Die unheimliche Begegnung

Als ich noch so ein kleines Mädel war, war ich in Oberschützen. Und gerade um zwölf ist die Frau krank geworden. So mußte ich um den Arzt gehen.

Also, dort hat man immer gesagt, daß, dort waren nämlich zwei Frauen, sie waren aber schon älter, daß auch sie so Hexen sind. Ich hab' aber an nichts Schlechtes gedacht.

Nun geh ich. Und wie ich so geh, seh ich, daß zwei Pferde vor mir stehn. Vorher hab ich nichts gesehen. Nichts. Als ich hinaufgehen will, stehen vor ihrem Haus, eins rechts, eins links, zwei Pferde, und sie haben mich nicht vorbeilassen.
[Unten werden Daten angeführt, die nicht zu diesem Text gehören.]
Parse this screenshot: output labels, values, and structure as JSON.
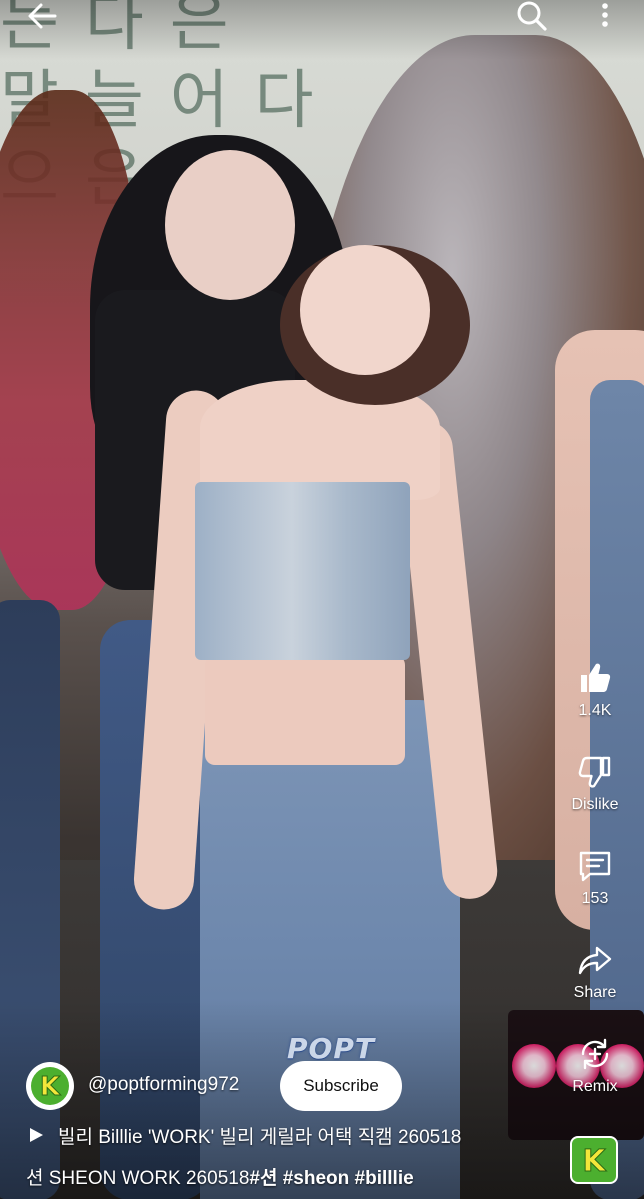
{
  "video": {
    "wall_text": "는다은\n말늘어다\n으은",
    "watermark": "POPT"
  },
  "topbar": {
    "back_icon": "arrow-left-icon",
    "search_icon": "search-icon",
    "more_icon": "more-vertical-icon"
  },
  "actions": {
    "like": {
      "icon": "thumbs-up-icon",
      "label": "1.4K"
    },
    "dislike": {
      "icon": "thumbs-down-icon",
      "label": "Dislike"
    },
    "comments": {
      "icon": "comment-icon",
      "label": "153"
    },
    "share": {
      "icon": "share-icon",
      "label": "Share"
    },
    "remix": {
      "icon": "remix-icon",
      "label": "Remix"
    }
  },
  "channel": {
    "avatar_letter": "K",
    "name": "@poptforming972",
    "subscribe_label": "Subscribe"
  },
  "video_info": {
    "title": "빌리 Billlie 'WORK' 빌리 게릴라 어택 직캠 260518",
    "description_prefix": "션 SHEON WORK 260518",
    "hashtags": "#션 #sheon #billlie"
  },
  "colors": {
    "avatar_green": "#4caf2f",
    "subscribe_bg": "#ffffff"
  }
}
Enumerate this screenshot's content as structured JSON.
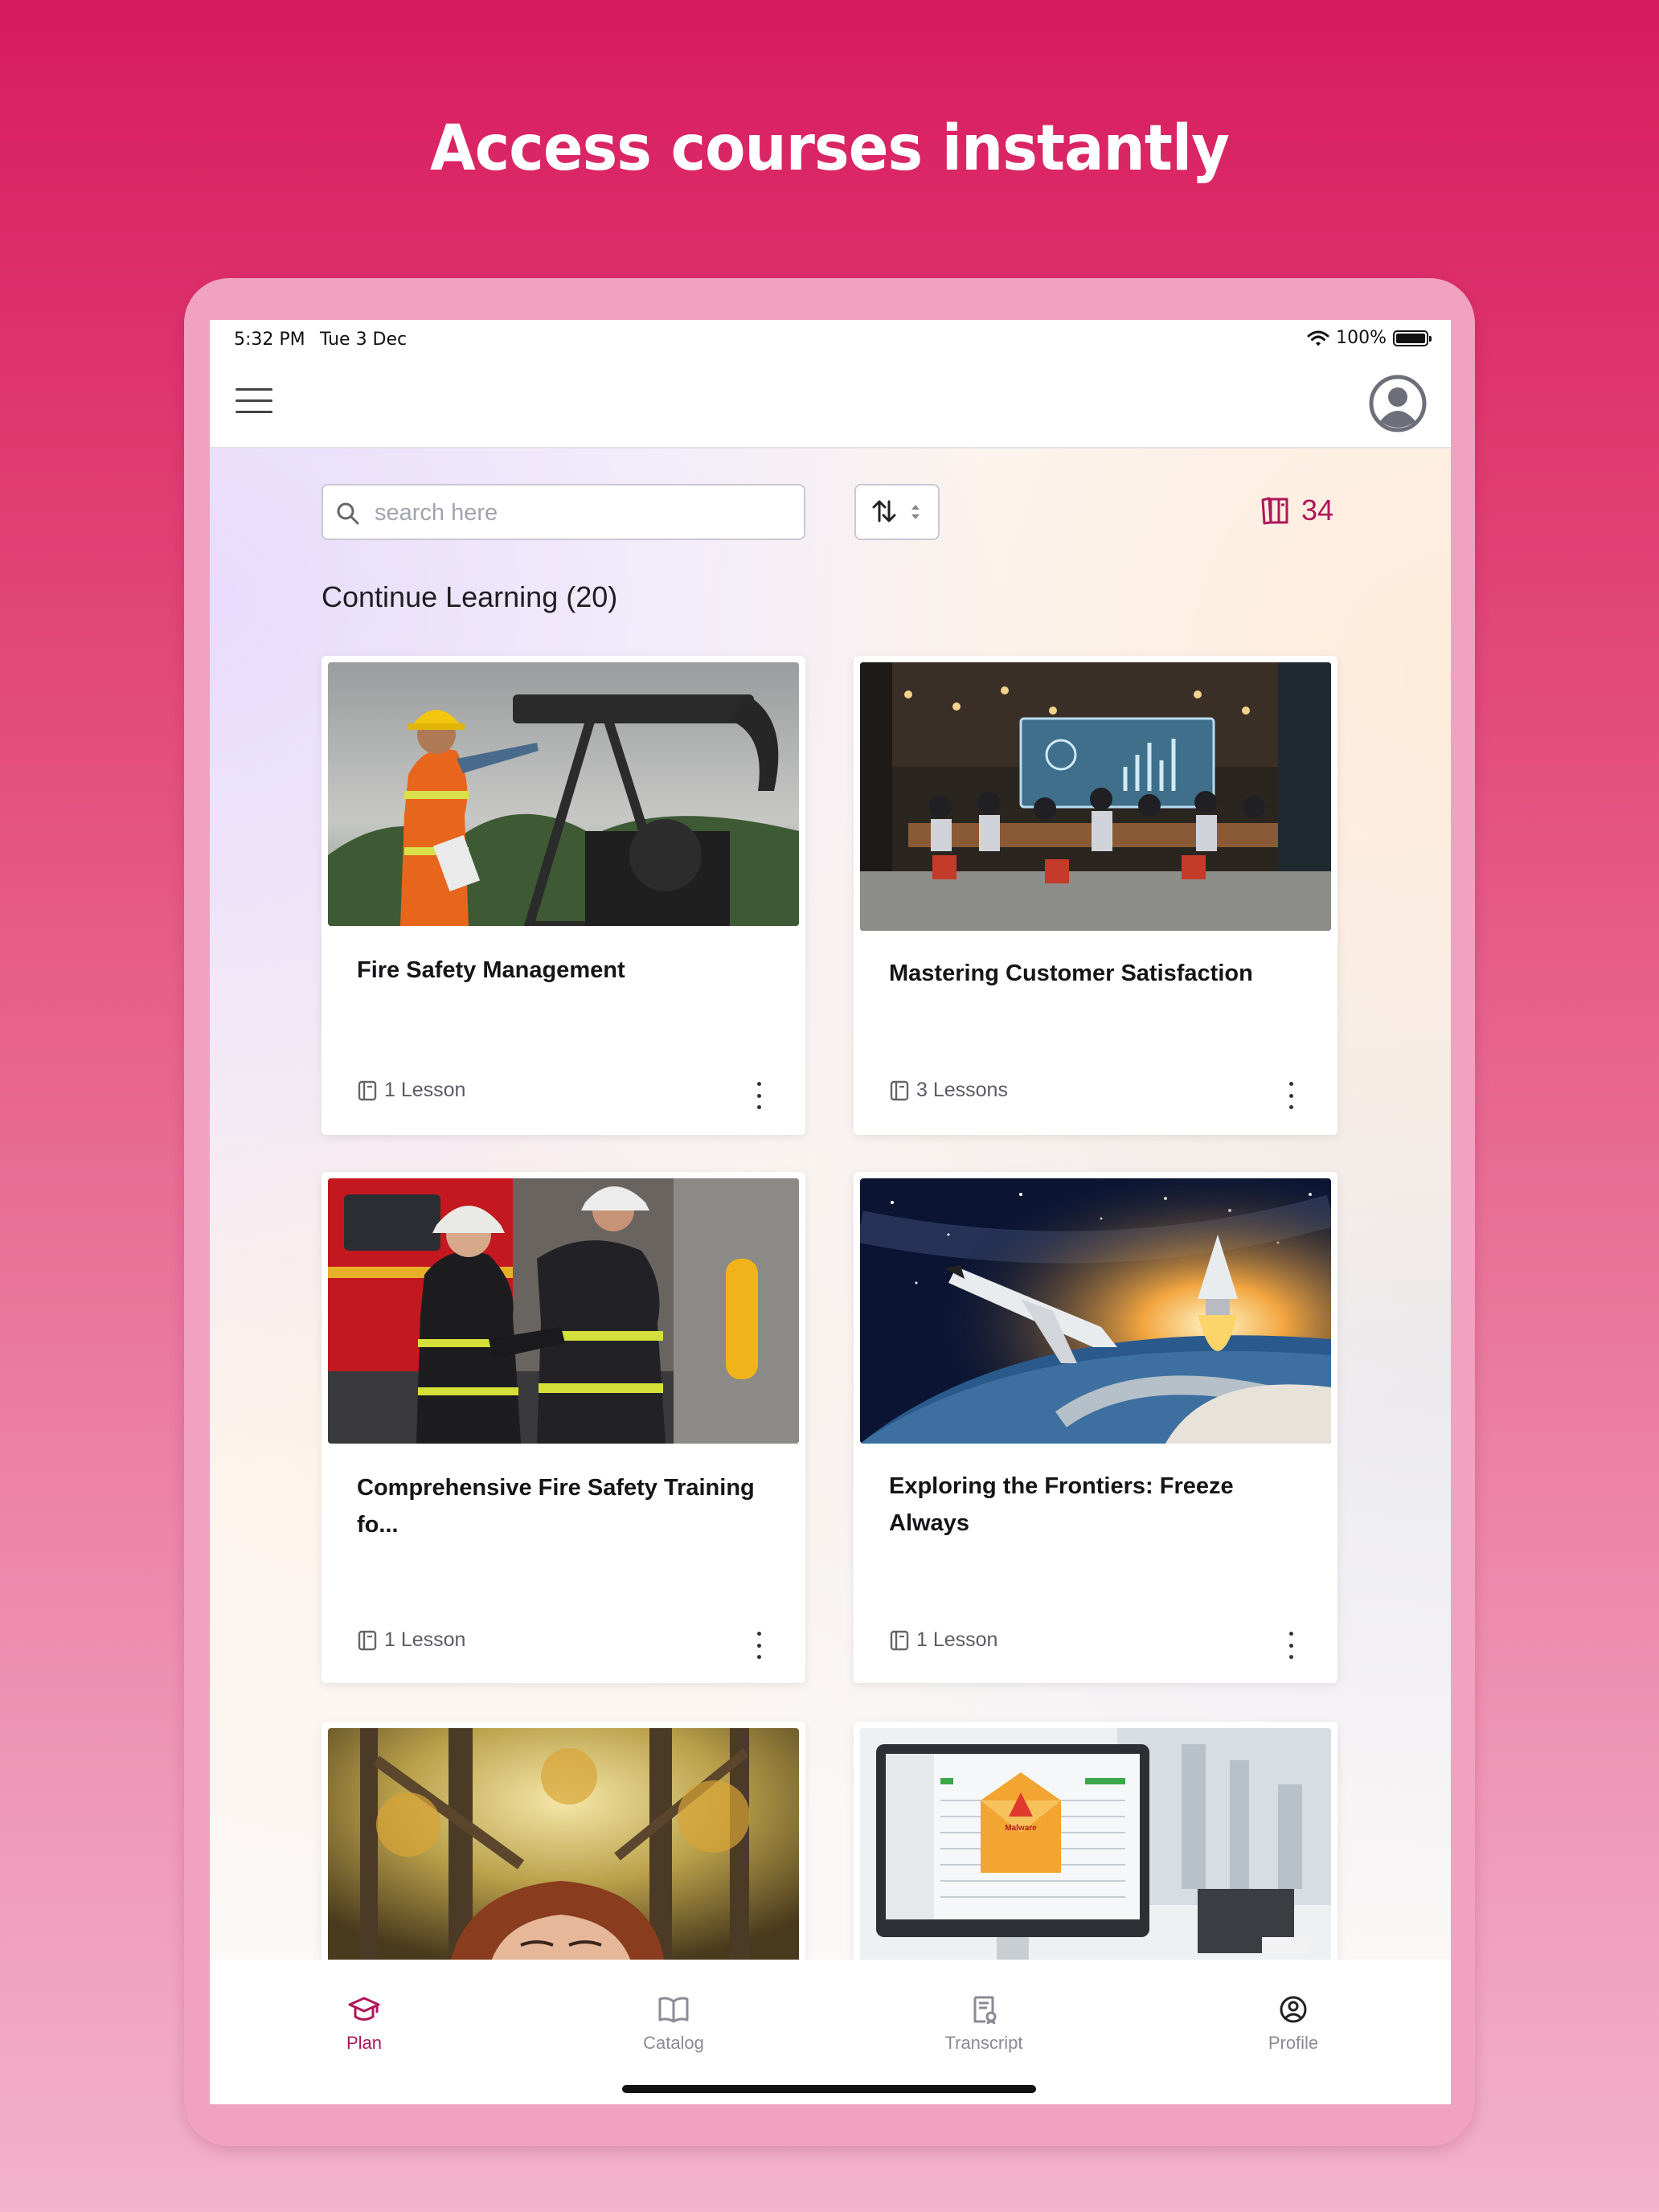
{
  "headline": "Access courses instantly",
  "status": {
    "time": "5:32 PM",
    "date": "Tue 3 Dec",
    "battery": "100%"
  },
  "search": {
    "placeholder": "search here"
  },
  "course_count": "34",
  "section_title": "Continue Learning (20)",
  "courses": [
    {
      "title": "Fire Safety Management",
      "lessons": "1 Lesson"
    },
    {
      "title": "Mastering Customer Satisfaction",
      "lessons": "3 Lessons"
    },
    {
      "title": "Comprehensive Fire Safety Training fo...",
      "lessons": "1 Lesson"
    },
    {
      "title": "Exploring the Frontiers: Freeze Always",
      "lessons": "1 Lesson"
    }
  ],
  "malware_label": "Malware",
  "tabs": [
    {
      "label": "Plan",
      "icon": "graduation-cap-icon",
      "active": true
    },
    {
      "label": "Catalog",
      "icon": "book-open-icon",
      "active": false
    },
    {
      "label": "Transcript",
      "icon": "certificate-icon",
      "active": false
    },
    {
      "label": "Profile",
      "icon": "user-circle-icon",
      "active": false
    }
  ],
  "colors": {
    "accent": "#b0165a",
    "background_top": "#d81b5d",
    "background_bottom": "#f2b3cb",
    "frame": "#f1a2c0"
  }
}
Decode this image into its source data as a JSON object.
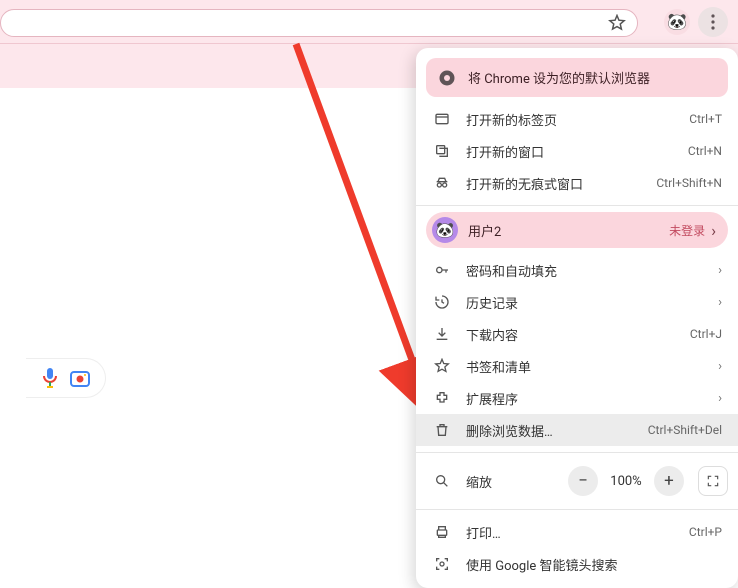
{
  "topbar": {
    "avatar_emoji": "🐼"
  },
  "promo": {
    "text": "将 Chrome 设为您的默认浏览器"
  },
  "user": {
    "name": "用户2",
    "status": "未登录",
    "emoji": "🐼"
  },
  "menu": {
    "new_tab": {
      "label": "打开新的标签页",
      "shortcut": "Ctrl+T"
    },
    "new_window": {
      "label": "打开新的窗口",
      "shortcut": "Ctrl+N"
    },
    "incognito": {
      "label": "打开新的无痕式窗口",
      "shortcut": "Ctrl+Shift+N"
    },
    "passwords": {
      "label": "密码和自动填充"
    },
    "history": {
      "label": "历史记录"
    },
    "downloads": {
      "label": "下载内容",
      "shortcut": "Ctrl+J"
    },
    "bookmarks": {
      "label": "书签和清单"
    },
    "extensions": {
      "label": "扩展程序"
    },
    "clear_data": {
      "label": "删除浏览数据…",
      "shortcut": "Ctrl+Shift+Del"
    },
    "zoom": {
      "label": "缩放",
      "value": "100%"
    },
    "print": {
      "label": "打印…",
      "shortcut": "Ctrl+P"
    },
    "lens": {
      "label": "使用 Google 智能镜头搜索"
    }
  }
}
So schwarze Pferde.

No, aber meine liebe Mutter, sie ist dort im Jenseits, sie hat mir immer gesagt:

"Wenn irgend so was vorkommt, greif immer in die Tasche."

Entweder ein Rosenkranz oder Brot soll in unserer Tasche sein.

Also, man könnte glauben, ich war so ein dreizehnjähriges Mädel und so was. Ich sah, sie stehen hier und hier, und dazwischen wollte ich durchgehen. Sie drehten sich zueinander und ließen mich nicht durch. Zum Schluß hab' ich schon ein Kreuz geschlagen. Bald bin ich aber zur Vernunft gekommen, ich such nach, ob ich was in der Tasche hab'. Und zum Glück - bei mir ist immer etwas Brot - hab' ich was gehabt. Ich griff danach. Dann drehten die sich um und verschwanden. Ich konnte weitergehen.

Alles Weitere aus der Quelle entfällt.